5.4 Smolagents (HuggingFace)

from smolagents import CodeAgent, ToolCallingAgent, HfApiModel, tool

@tool
def get_weather(location: str) -> str:
    """Get weather for a location.

    Args:
        location: The city name to get weather for.
    """
    return f"Weather in {location}: 22C, sunny"

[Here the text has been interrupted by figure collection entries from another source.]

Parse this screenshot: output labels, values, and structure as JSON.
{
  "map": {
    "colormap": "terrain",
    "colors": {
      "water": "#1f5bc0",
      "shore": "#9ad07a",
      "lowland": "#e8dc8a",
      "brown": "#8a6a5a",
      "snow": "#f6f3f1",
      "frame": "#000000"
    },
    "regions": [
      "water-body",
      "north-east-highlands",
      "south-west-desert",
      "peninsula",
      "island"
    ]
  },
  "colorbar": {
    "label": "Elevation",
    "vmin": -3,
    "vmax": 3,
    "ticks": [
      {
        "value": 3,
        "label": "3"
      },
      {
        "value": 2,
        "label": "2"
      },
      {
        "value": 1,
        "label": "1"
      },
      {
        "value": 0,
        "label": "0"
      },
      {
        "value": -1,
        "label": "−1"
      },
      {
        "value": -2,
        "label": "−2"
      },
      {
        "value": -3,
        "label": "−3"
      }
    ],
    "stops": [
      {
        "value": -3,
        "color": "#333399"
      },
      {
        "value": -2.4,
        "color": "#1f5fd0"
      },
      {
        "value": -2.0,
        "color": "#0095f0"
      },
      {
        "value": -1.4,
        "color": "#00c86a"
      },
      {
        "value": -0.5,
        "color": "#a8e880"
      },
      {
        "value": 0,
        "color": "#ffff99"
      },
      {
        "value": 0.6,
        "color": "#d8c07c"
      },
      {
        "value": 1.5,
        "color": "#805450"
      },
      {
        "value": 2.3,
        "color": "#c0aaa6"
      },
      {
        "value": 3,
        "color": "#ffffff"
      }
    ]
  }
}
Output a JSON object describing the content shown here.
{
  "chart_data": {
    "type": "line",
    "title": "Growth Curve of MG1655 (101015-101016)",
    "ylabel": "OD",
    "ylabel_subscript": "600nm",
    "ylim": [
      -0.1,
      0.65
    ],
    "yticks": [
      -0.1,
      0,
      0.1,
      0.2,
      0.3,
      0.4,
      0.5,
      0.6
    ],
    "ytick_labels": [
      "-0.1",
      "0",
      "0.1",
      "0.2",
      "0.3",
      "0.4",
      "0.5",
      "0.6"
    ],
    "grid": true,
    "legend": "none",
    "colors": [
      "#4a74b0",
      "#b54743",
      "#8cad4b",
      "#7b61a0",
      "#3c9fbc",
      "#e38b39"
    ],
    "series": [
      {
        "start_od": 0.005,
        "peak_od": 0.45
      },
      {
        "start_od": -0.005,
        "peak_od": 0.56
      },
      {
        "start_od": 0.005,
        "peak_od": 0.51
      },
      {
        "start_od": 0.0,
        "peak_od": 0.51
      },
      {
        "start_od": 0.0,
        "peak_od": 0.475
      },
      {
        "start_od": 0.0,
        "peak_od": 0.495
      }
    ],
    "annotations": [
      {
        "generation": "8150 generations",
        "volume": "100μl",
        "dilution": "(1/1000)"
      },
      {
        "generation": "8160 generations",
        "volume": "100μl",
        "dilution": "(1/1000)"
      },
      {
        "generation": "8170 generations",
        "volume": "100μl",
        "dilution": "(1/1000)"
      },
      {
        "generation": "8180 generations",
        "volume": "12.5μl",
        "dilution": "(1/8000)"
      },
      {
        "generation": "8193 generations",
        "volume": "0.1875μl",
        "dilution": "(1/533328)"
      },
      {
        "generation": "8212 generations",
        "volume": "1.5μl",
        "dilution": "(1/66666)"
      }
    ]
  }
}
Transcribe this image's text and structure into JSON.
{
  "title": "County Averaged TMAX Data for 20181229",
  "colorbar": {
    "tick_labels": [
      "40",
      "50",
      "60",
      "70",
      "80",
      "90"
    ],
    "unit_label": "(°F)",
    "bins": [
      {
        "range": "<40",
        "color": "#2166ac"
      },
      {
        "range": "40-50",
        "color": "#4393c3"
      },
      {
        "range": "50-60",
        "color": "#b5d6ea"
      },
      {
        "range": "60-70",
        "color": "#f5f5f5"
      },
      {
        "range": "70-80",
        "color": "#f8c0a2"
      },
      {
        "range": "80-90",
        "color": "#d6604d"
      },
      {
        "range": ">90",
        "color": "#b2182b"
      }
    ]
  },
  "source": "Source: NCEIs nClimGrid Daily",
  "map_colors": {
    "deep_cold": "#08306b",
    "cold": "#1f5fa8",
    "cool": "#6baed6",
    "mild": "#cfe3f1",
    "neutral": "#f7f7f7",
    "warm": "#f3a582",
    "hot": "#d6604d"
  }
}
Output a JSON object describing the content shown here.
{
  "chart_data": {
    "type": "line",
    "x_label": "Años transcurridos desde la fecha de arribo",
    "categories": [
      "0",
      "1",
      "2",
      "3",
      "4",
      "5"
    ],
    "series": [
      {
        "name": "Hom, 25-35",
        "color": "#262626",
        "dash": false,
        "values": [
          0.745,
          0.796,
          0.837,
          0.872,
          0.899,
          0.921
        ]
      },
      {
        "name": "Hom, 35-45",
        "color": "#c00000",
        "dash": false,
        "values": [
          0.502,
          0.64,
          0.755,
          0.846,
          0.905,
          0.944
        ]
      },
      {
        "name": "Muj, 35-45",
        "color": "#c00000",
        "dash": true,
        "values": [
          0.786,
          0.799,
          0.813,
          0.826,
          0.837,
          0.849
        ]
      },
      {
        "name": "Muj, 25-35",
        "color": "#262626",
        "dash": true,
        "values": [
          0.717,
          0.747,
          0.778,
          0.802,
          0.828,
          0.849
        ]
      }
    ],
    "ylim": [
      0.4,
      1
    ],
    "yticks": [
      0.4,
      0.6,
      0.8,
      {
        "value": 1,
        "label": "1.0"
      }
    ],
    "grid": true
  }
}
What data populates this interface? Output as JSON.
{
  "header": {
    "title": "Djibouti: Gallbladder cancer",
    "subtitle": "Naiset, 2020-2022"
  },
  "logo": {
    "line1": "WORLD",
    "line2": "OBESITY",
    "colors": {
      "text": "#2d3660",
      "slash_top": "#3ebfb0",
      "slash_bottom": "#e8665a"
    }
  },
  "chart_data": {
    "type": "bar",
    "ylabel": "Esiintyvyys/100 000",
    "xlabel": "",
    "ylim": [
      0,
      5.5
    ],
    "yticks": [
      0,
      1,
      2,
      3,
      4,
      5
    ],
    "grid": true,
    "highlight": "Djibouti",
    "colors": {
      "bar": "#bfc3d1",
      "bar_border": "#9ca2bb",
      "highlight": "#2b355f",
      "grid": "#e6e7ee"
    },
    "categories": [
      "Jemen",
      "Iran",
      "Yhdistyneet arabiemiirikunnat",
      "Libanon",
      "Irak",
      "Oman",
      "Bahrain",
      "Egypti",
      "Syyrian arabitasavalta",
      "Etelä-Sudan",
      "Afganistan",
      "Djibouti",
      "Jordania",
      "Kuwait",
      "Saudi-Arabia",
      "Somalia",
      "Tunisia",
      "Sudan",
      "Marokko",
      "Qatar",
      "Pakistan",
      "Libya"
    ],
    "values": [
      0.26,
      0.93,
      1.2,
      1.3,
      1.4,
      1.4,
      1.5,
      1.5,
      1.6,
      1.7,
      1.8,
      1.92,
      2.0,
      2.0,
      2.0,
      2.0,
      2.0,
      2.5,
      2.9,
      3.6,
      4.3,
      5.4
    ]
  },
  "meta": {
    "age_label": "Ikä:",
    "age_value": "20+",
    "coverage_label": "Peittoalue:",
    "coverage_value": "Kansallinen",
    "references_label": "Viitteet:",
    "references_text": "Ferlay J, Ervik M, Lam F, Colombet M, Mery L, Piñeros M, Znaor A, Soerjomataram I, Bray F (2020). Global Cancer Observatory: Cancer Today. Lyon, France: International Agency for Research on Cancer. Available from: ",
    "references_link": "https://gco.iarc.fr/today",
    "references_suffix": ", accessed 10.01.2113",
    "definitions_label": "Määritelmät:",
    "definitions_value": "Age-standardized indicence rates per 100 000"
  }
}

# Code Agent: Python 코드를 생성하고 실행
agent = CodeAgent(
    tools=[get_weather],
    model=HfApiModel("Qwen/Qwen2.5-72B-Instruct"),
)

result = agent.run("What's the weather in Seoul and Tokyo?")

5.5 Claude Agent SDK (Anthropic)

import anthropic

client = anthropic.Anthropic()

# Claude의 에이전트 루프
tools = [
    {
        "name": "execute_python",
        "description": "Execute Python code and return the output",
        "input_schema": {
            "type": "object",
            "properties": {
                "code": {"type": "string", "description": "Python code to execute"}
            },
            "required": ["code"]
        }
    }
]

def agent_loop(user_message):
    messages = [{"role": "user", "content": user_message}]

    while True:
        response = client.messages.create(
            model="claude-sonnet-4-20250514",
            max_tokens=4096,
            tools=tools,
            messages=messages
        )

        # 텍스트 응답 수집
        if response.stop_reason == "end_turn":
            return extract_text(response.content)

        # Tool use 처리
        if response.stop_reason == "tool_use":
            messages.append({"role": "assistant", "content": response.content})
            tool_results = []
            for block in response.content:
                if block.type == "tool_use":
                    result = execute_tool(block.name, block.input)
                    tool_results.append({
                        "type": "tool_result",
                        "tool_use_id": block.id,
                        "content": str(result)
                    })
            messages.append({"role": "user", "content": tool_results})

5.6 프레임워크 비교표

특성	LangGraph	CrewAI	AutoGen	Smolagents	Claude SDK
개발사	LangChain	CrewAI	Microsoft	HuggingFace	Anthropic
패러다임	그래프 기반	역할 기반	대화 기반	코드 생성	루프 기반
멀티 에이전트	강력	핵심 기능	핵심 기능	기본	수동 구현
학습 곡선	높음	낮음	중간	낮음	낮음
커스터마이징	매우 높음	중간	높음	중간	매우 높음
프로덕션 안정성	높음	중간	중간	초기 단계	높음
상태 관리	내장 (체크포인트)	기본	기본	없음	수동
스트리밍	지원	미지원	미지원	미지원	지원
Human-in-the-loop	내장	미지원	지원	미지원	수동
오픈소스	Yes	Yes	Yes	Yes	SDK만
LLM 지원	다양함	다양함	다양함	HF 모델 중심	Claude 전용

6. Multi-Agent 아키텍처

6.1 Supervisor 패턴

하나의 조정자(Supervisor)가 전문 에이전트들을 관리합니다:

from langgraph.graph import StateGraph, MessagesState, START, END

def supervisor_node(state: MessagesState):
    """작업을 분석하고 적절한 에이전트에게 위임"""
    system_msg = """You are a supervisor managing a team of specialists:
    - researcher: for finding information
    - coder: for writing and reviewing code
    - writer: for creating content

    Based on the user request, decide which agent should handle it.
    Respond with the agent name: 'researcher', 'coder', or 'writer'.
    If the task is complete, respond with 'FINISH'."""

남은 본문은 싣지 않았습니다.